Molecular Pathways: Inhibiting steroid biosynthesis in prostate cancer
Ferraldeschi R, Sharifi N, Auchus RJ, Attard G. Clin Cancer Res. 2013 Mar 7. [Epub ahead of print]


Cancer Therapeutics, Institute of Cancer Research.


A significant proportion of castration-resistant prostate cancers (CRPC) remain driven by ligand activation of the androgen receptor. Although the testes are the primary source of testosterone, testosterone can also be produced from peripheral conversion of adrenal sex hormone precursors dehydroepiandrosterone (DHEA) and androstenedione (AD) in the prostate and other tissues. CYP17A1 catalyzes two essential reactions in the production of DHEA and androstenedione: the hydroxylation (hydroxylase activity) and the subsequent cleavage of the C17-20 side-chain (lyase activity).
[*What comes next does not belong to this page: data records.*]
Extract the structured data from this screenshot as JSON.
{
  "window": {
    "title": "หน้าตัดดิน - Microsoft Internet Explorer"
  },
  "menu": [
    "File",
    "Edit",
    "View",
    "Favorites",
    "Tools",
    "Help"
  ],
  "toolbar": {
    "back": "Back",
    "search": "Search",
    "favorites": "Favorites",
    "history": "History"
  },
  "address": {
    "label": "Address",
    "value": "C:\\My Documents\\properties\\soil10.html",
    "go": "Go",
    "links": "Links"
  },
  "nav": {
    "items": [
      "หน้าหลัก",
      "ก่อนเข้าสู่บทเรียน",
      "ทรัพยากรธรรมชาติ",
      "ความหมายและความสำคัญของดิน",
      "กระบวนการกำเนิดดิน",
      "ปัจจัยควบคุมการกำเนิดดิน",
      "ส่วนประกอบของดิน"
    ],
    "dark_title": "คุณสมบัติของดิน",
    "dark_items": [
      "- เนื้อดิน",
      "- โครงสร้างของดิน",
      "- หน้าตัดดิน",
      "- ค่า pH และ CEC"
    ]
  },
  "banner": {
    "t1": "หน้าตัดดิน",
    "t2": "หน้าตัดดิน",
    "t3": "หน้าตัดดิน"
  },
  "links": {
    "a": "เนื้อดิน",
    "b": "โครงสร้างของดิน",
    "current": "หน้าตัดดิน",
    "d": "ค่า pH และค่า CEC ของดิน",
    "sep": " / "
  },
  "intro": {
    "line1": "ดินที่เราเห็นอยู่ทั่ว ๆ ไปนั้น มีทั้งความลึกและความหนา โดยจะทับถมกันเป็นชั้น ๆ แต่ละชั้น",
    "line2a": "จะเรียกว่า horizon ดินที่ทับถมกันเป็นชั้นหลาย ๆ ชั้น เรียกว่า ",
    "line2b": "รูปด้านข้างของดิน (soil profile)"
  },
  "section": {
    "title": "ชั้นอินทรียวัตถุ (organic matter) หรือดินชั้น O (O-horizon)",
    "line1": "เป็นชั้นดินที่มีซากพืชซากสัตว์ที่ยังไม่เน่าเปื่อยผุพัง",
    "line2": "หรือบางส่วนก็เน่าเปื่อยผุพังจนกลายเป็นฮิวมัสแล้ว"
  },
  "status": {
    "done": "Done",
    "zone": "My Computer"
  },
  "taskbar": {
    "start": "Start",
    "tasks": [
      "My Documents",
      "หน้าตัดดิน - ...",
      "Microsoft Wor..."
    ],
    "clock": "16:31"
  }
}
Potent and selective inhibition of CYP17A1 by abiraterone depletes residual non-gonadal androgens and is an effective treatment for CRPC. Elucidation of the mechanisms that underlie resistance to abiraterone will inform on the development of novel therapeutic strategies post abiraterone. Preclinical evidence that androgen biosynthesis in prostate cancer cells does not necessarily follow a single dominant pathway and residual androgens or alternative ligands (including administered glucocorticoids) can reactivate androgen receptor signaling supports co-targeting of more than one enzyme involved in steroidogenesis and combining a CYP17A1 inhibitor with an anti-androgen. Furthermore, given the drawbacks of 17α-hydroxylase inhibition, there is considerable interest in developing new CYP17A1 inhibitors that more specifically inhibit lyase activity and are therefore less likely to require glucocorticoid co-administration.